マシな方ではあるのだが、安全を確保しろと言われてもあまりに抽象的過ぎて簡単だと言い切れないのが悲しいところだ。
『365日、彼女を保護するのは無理ですよ。僕にだって生活があります』
『やれるならそこまでやってほしいが、まぁそこまで求めとらん。もし緊急でフィーユに何かがあった場合、助けに行くことを確約してくれればええ』
それだけなら、できないことはない。
確かに他国にいる重鎮でここまで年齢が幼ければいろいろと狙われることもあるだろう。
法国に身柄を置いているので王国側と法国側両国から身代金を請求することもできるだろうし、王国を貶めたい相手や法国に恨みがある物など襲われないと考える方が無理がある。
『それなら別に構いませんよ。ただし相手が神でなければ、という条件は付けていただきますが』
『思ってたより慎重じゃの。まぁええ、他の神が手を出すというならわしもさすがに黙ってられんからな。ひとまずこれで契約は成立じゃ、フィーユに代わってくれ』
随分身勝手な神様だなとは思いつつ、それでも初めて出会ったこの世界の神を相手にして思っていたよりは縛られずにすんでよかったと心から安堵する。

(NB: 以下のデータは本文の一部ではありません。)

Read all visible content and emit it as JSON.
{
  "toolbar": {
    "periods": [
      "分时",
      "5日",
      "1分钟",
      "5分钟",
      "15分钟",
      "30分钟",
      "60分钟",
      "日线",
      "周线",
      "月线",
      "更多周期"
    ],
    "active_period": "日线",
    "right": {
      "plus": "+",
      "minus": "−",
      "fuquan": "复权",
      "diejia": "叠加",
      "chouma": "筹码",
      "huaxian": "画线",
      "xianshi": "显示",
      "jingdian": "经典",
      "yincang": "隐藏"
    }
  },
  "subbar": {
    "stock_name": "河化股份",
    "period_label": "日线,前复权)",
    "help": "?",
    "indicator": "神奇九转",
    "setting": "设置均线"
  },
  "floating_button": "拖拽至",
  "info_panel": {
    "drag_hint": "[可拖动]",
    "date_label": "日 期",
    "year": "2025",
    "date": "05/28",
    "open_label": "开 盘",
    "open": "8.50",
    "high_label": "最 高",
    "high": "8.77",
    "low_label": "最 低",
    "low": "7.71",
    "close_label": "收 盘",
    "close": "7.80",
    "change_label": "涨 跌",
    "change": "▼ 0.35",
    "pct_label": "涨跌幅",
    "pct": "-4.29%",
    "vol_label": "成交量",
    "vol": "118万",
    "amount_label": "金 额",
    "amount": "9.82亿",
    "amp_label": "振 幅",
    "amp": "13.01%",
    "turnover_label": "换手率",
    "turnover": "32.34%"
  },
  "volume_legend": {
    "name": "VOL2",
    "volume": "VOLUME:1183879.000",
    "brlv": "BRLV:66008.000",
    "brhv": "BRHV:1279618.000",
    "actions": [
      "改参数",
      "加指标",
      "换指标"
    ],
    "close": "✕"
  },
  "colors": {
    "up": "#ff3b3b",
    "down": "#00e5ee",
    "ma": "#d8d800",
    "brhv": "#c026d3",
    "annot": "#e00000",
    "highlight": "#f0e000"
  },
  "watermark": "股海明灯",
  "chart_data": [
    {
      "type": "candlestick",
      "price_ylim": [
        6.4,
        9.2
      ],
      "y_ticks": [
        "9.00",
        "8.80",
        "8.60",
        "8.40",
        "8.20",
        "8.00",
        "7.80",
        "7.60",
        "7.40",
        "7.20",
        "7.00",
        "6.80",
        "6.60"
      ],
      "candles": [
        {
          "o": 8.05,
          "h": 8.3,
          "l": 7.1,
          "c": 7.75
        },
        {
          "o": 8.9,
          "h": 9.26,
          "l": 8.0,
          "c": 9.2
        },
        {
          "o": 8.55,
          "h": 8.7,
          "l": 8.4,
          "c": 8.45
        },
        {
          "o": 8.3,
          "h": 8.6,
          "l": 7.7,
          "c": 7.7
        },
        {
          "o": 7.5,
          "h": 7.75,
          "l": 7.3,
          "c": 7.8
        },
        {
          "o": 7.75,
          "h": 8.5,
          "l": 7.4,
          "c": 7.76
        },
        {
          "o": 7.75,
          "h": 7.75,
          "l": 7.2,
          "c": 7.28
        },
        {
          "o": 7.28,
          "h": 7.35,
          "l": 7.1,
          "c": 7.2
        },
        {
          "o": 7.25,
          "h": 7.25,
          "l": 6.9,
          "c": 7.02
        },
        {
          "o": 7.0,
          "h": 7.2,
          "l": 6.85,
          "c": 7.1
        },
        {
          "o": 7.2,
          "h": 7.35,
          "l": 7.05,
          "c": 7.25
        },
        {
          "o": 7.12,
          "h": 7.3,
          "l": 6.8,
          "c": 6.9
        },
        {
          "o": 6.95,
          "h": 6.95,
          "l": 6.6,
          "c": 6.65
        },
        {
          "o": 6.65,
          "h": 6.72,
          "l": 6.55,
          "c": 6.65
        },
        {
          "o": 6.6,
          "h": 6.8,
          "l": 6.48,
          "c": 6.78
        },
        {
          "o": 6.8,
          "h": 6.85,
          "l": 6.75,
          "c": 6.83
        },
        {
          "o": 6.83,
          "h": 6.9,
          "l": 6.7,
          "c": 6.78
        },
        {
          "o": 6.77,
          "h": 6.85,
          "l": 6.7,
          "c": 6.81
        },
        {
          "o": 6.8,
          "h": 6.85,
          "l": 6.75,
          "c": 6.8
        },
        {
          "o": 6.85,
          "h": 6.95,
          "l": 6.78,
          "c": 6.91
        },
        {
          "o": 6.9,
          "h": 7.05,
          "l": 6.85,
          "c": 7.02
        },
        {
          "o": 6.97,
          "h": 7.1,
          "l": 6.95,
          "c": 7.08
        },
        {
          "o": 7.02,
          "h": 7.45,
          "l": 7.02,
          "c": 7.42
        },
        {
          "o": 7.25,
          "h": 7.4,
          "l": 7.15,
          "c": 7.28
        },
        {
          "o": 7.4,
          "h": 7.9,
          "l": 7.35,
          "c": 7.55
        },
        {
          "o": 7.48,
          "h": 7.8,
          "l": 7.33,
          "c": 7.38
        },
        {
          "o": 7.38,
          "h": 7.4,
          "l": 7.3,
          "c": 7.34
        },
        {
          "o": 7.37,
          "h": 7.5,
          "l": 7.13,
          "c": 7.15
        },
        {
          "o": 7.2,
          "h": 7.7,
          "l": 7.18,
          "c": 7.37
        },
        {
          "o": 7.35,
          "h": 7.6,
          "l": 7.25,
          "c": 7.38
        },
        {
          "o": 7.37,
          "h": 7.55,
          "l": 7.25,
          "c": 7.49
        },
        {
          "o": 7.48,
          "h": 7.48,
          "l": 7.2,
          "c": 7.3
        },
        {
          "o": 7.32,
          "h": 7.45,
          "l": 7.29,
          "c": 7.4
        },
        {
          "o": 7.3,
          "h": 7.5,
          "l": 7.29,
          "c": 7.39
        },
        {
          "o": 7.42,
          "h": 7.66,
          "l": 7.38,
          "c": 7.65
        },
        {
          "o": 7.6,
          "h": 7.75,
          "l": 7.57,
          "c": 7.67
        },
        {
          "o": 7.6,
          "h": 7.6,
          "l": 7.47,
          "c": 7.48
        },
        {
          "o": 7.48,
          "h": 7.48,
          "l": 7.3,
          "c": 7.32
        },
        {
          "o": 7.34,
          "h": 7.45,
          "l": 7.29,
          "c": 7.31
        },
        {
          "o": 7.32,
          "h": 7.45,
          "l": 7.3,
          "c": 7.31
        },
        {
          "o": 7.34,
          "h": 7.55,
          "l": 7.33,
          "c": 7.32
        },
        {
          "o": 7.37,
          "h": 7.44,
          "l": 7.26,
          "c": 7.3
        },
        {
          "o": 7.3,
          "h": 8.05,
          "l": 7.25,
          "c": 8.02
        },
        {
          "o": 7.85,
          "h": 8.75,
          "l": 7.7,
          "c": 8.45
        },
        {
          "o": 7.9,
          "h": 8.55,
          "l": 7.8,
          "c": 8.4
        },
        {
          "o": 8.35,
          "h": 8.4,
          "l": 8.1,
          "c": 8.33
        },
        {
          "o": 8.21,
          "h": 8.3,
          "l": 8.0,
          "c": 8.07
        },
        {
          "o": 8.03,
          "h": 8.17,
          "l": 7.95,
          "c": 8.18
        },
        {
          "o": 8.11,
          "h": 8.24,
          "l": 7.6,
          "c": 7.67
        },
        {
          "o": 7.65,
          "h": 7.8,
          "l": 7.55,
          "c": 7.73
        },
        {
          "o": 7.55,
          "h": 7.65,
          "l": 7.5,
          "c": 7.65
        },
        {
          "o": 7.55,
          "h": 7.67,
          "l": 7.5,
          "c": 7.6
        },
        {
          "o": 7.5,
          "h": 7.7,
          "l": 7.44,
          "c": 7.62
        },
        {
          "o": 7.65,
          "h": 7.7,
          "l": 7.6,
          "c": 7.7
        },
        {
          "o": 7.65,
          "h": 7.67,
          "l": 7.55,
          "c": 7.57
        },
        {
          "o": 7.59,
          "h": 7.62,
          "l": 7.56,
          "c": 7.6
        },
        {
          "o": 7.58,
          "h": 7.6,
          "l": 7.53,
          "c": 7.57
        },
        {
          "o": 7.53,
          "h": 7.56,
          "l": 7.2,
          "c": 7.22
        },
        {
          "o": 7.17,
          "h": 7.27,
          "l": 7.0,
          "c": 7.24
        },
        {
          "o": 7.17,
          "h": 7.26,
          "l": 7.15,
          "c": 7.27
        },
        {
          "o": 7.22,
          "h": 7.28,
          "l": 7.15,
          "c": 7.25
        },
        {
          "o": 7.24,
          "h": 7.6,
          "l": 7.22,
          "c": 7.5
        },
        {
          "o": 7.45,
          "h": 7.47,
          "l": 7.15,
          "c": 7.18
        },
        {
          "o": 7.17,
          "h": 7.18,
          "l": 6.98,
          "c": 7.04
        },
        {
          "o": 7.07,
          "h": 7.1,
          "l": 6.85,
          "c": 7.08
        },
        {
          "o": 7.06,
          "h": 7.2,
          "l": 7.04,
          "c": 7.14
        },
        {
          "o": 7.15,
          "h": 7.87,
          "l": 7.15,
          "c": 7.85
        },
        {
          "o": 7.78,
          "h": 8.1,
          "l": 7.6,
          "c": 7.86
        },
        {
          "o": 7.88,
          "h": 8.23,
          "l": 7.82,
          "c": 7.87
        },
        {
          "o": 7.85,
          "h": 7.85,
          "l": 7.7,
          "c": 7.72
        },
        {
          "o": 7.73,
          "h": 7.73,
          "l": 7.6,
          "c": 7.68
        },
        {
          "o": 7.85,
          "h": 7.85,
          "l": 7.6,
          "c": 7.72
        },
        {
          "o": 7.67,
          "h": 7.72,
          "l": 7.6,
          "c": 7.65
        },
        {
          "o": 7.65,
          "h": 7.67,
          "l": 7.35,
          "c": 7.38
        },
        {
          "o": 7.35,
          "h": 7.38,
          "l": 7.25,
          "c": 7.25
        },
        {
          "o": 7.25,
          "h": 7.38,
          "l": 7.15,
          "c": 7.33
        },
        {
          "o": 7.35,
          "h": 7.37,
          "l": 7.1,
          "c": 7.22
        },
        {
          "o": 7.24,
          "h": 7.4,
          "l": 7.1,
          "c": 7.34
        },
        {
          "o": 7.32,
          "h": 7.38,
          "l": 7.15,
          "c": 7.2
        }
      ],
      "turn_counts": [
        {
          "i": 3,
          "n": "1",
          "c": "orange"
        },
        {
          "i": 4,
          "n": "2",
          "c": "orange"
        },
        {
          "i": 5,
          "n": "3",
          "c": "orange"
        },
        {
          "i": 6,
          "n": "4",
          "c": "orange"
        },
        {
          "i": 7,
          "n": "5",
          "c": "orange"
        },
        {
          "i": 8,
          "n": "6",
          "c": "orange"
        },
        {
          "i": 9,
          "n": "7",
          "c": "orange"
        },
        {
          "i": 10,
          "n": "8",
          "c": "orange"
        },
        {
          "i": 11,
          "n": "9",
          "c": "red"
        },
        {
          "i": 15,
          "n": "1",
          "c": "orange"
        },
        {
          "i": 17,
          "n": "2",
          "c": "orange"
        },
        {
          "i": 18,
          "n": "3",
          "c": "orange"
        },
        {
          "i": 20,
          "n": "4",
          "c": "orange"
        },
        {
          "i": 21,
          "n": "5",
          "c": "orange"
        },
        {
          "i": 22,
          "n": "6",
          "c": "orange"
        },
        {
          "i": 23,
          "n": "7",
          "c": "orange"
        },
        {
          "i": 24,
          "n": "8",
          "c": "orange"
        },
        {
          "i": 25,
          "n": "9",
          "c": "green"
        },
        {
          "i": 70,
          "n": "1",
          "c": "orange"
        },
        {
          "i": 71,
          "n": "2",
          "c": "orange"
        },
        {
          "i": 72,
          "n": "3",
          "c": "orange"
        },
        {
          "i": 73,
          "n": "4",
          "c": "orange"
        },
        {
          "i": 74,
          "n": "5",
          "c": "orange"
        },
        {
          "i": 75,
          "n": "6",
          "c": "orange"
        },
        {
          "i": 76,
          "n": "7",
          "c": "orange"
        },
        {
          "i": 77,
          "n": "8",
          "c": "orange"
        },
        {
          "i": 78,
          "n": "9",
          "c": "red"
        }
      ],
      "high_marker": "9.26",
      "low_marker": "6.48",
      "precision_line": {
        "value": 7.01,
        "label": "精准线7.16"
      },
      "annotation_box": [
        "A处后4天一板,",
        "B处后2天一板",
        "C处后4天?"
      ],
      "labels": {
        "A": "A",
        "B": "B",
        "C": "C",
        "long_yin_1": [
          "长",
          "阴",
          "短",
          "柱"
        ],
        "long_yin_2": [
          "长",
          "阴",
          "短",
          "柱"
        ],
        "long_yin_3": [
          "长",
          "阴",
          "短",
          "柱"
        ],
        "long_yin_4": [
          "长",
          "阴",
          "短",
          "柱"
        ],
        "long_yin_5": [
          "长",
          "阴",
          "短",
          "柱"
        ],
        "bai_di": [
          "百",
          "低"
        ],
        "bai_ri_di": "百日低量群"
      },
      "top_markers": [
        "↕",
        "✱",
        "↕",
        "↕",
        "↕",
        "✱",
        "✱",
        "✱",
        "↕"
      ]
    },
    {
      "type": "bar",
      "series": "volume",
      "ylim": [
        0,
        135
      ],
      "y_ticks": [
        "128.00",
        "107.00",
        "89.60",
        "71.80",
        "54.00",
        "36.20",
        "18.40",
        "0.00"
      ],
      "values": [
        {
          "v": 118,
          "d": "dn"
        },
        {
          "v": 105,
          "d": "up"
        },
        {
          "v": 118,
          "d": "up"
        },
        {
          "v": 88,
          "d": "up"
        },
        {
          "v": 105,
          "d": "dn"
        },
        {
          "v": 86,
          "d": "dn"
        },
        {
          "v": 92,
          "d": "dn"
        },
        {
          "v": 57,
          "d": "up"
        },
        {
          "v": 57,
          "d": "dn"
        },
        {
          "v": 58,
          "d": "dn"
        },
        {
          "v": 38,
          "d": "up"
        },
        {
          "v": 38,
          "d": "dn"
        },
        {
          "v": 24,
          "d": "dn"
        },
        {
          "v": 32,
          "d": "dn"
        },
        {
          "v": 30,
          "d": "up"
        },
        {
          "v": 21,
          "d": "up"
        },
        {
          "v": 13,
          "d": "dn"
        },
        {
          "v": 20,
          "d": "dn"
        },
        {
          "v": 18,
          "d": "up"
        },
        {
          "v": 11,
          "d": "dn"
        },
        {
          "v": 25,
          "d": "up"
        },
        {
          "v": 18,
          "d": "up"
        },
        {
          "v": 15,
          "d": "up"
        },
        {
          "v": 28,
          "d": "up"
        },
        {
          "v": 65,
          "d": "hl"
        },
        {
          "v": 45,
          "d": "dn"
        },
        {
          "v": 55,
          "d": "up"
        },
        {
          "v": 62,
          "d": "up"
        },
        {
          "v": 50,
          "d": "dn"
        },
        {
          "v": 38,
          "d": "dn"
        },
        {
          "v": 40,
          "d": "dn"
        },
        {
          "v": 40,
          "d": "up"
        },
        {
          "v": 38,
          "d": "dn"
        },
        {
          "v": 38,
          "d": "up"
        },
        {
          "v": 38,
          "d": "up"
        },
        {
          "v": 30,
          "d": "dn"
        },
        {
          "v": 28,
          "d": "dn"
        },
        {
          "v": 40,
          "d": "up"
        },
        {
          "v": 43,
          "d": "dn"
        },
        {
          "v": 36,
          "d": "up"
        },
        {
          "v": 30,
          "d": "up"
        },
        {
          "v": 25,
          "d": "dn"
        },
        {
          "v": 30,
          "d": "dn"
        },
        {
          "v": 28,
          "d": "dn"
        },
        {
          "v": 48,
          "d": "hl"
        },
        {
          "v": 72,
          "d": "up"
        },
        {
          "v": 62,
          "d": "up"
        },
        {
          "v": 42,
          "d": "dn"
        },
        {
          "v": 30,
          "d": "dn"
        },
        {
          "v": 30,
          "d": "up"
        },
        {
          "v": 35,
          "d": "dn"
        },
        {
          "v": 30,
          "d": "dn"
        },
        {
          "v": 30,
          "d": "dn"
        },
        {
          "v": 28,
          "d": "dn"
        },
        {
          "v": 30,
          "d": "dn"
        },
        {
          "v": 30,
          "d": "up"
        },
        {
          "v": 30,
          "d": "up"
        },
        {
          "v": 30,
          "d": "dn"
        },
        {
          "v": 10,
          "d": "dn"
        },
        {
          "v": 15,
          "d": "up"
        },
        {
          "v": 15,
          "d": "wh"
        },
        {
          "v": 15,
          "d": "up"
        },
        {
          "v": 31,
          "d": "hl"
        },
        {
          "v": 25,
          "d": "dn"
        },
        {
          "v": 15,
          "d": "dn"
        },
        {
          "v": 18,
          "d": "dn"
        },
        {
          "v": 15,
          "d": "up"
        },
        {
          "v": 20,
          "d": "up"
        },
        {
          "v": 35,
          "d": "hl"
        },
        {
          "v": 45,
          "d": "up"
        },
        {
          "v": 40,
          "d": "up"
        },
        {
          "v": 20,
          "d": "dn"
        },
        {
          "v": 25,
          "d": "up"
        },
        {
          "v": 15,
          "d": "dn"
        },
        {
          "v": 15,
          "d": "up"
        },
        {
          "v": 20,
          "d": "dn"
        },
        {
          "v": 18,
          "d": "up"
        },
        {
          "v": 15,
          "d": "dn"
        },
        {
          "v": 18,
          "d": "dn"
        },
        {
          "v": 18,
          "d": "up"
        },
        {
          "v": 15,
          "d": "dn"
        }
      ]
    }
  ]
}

もう少し自分に力を付ければ断ることだって出来ただろうが、いまの自分では神に勝てるという確証もない。
自由が脅かされているのは正直かなり嫌ではあるが、それもあと数年の我慢だと思えば多少は気も楽になるというもの。
『うん、いいの? うん、わかった! 私の方から説明するね』
そうフィーユが言い終わると向こう側から通話が切られた感覚が来る。
「おばあちゃんがね? エルピスさんにお礼として祝福の義をしてあげなさいって」
「祝福の義?」
「おい本当か? 結構すごいことだぞエルピス、法王の直系から祝福の義をしてもらえるなんて」
聞いたことのないおそらくは儀式だろうもの。
その名前を聞いて普段冷静なアルキゴスが驚いているのだからきっとすごいものなのだろうということは分かる。
「えっとね、祝福の儀っていうのは……」
この世界において一定以上の神に対しての献身を行っているものは等しく神官としての才能を保持し、さらにその中でも一握りの神官達は数年に一度に限って祝福の儀というものを行えるらしい。
この祝福の儀というのは対象者に対して祝福を与え、そのものに対していま最も必要とされるものを付与するという効能があるらしい。
もちろん限度もあるとのことだが、少なくとも祝福を受けること自体は断ることすら考えられないほどの名誉だということで、アルキゴスが驚いていたのもそれが理由である、
ましてや法皇の直径ともなればその価値は金に換えられるものではなく、法国が神の力を抜きにしても4大国と呼ばれ人類生存圏内に存在する国々に大きな影響を与えているのもこれが大きな理由を絞めている。
かくして、偶然にも神との邂逅を終えたエルピス達は祝福の義を行うために一先ず教会へと戻るのであった。